Over the past couple decades, astronomy has become much more dependent on archival data. Thanks to all-sky surveys such as 2MASS, WISE, Gaia, TESS and soon Rubin, an entire observational PhD thesis can be completed without collecting new data. However, many of the archives tasked with delivering astronomical data to the community have not advanced much in their design since the last century. Data is spread over multiple platforms and is siloed based on catalog or mission rather than object. There are no centralized archives for data products such as stellar spectra and stellar multiplicity catalogs have not evolved much past text files. Extracting data from publications is tedious as not all tables are accessible on CDS and there are no enforced data formatting standards for published data. There are also no standards for published object names making cross-checking tables a task often conducted by hand object by object. All these issues combine to act as a barrier between those who want to use the data versus the institutions that store and distribute it. With multiple initiatives to aimed at providing an “open data” environment, funded entities promise to make the data available via a website with no guidance or requirements related to making it useable with no insider knowledge as to how it was obtained. When these barriers prevent amateur, citizen, community college or K-12 scientists from participating in new discoveries, this turns into an equity, diversity, and inclusion issue as well.
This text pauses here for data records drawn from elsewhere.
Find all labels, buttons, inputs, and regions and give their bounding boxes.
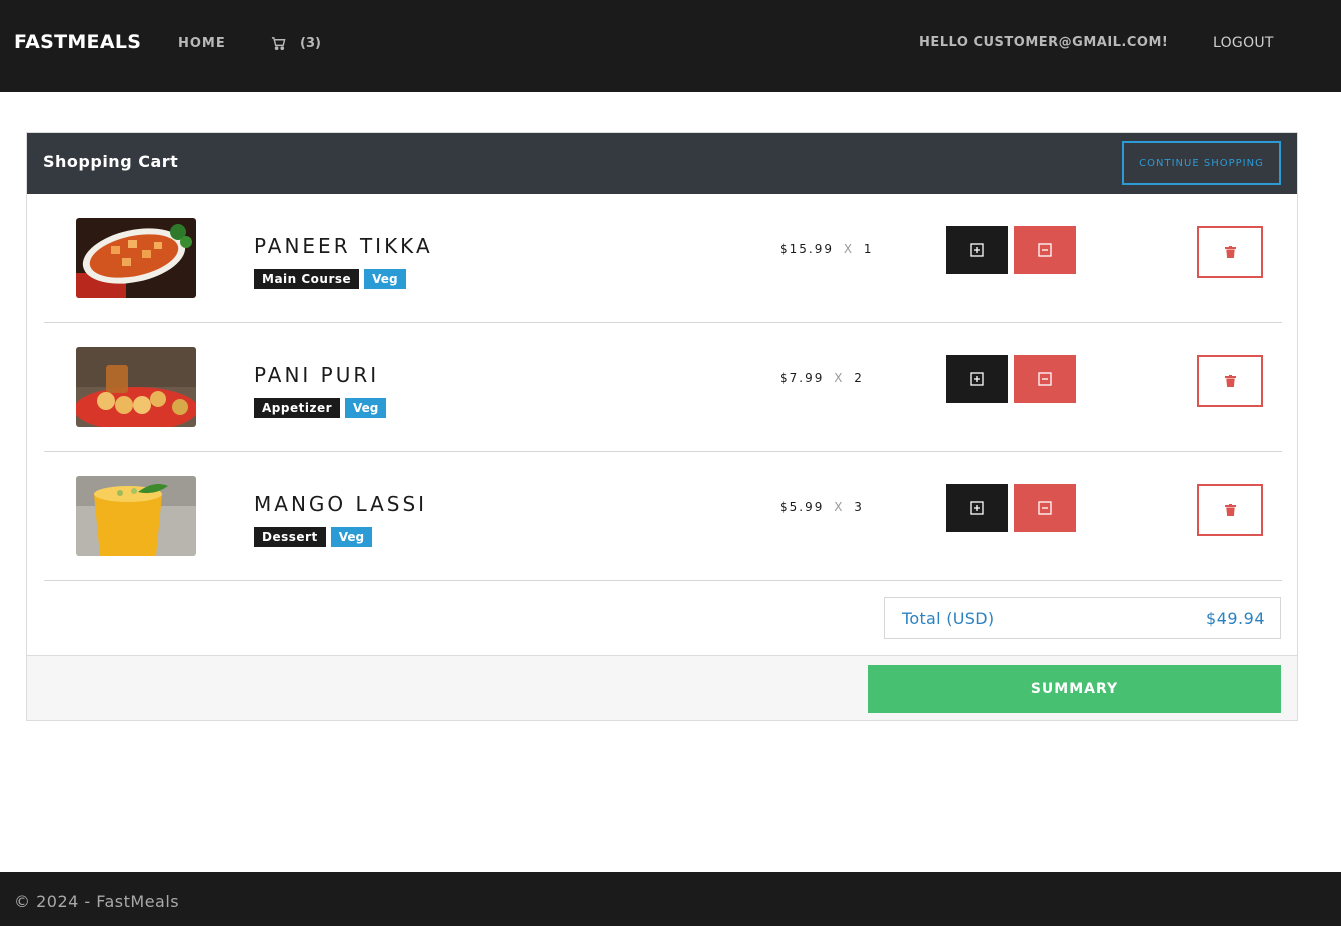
decrease-qty-button[interactable] bbox=[1014, 226, 1076, 274]
multiply-sign: X bbox=[834, 371, 845, 385]
multiply-sign: X bbox=[834, 500, 845, 514]
shopping-cart-card: Shopping Cart CONTINUE SHOPPING PANEER T… bbox=[26, 132, 1298, 721]
item-tags: Dessert Veg bbox=[254, 527, 373, 547]
cart-item: PANI PURI Appetizer Veg $7.99 X 2 bbox=[44, 323, 1282, 452]
item-price-qty: $15.99 X 1 bbox=[780, 242, 874, 256]
brand-logo[interactable]: FASTMEALS bbox=[14, 31, 141, 53]
minus-square-icon bbox=[1038, 243, 1052, 257]
diet-badge: Veg bbox=[345, 398, 387, 418]
cart-header: Shopping Cart CONTINUE SHOPPING bbox=[27, 133, 1297, 194]
minus-square-icon bbox=[1038, 501, 1052, 515]
trash-icon bbox=[1224, 375, 1236, 387]
category-badge: Main Course bbox=[254, 269, 360, 289]
logout-link[interactable]: LOGOUT bbox=[1213, 35, 1274, 51]
page-footer: © 2024 - FastMeals bbox=[0, 872, 1341, 926]
navbar: FASTMEALS HOME (3) HELLO CUSTOMER@GMAIL.… bbox=[0, 0, 1341, 92]
plus-square-icon bbox=[970, 372, 984, 386]
item-price-qty: $7.99 X 2 bbox=[780, 371, 864, 385]
item-price: $15.99 bbox=[780, 242, 834, 256]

Over the past seven years I have been assembling data and developing the web application for the Starchive. It contains over 30,000 stars and brown dwarfs, 270,000 fluxes and photometry, 140,000 coordinates, 1.4 million stellar parameters and 22,000 references. I am still in the process of adding stellar parameters, spectra, light curves, RV time series and high contrast images. It’s a significant undertaking which will serve research programs over multiple disciplines. It has been the tedious and time-consuming construction of the content of the database where I often wonder why such a resource does not exist. SIMBAD/CDS is useful for looking up stellar coordinates and some parameters, but I still sift through multiple Vizier-stored catalogs and publications to address my science investigations. For my talk I will discuss how my experiences building the Starchive database and web app have influenced my views of the types of archives, software resources and personnel we as a community need to make astronomy accessible to all for the next decade and beyond.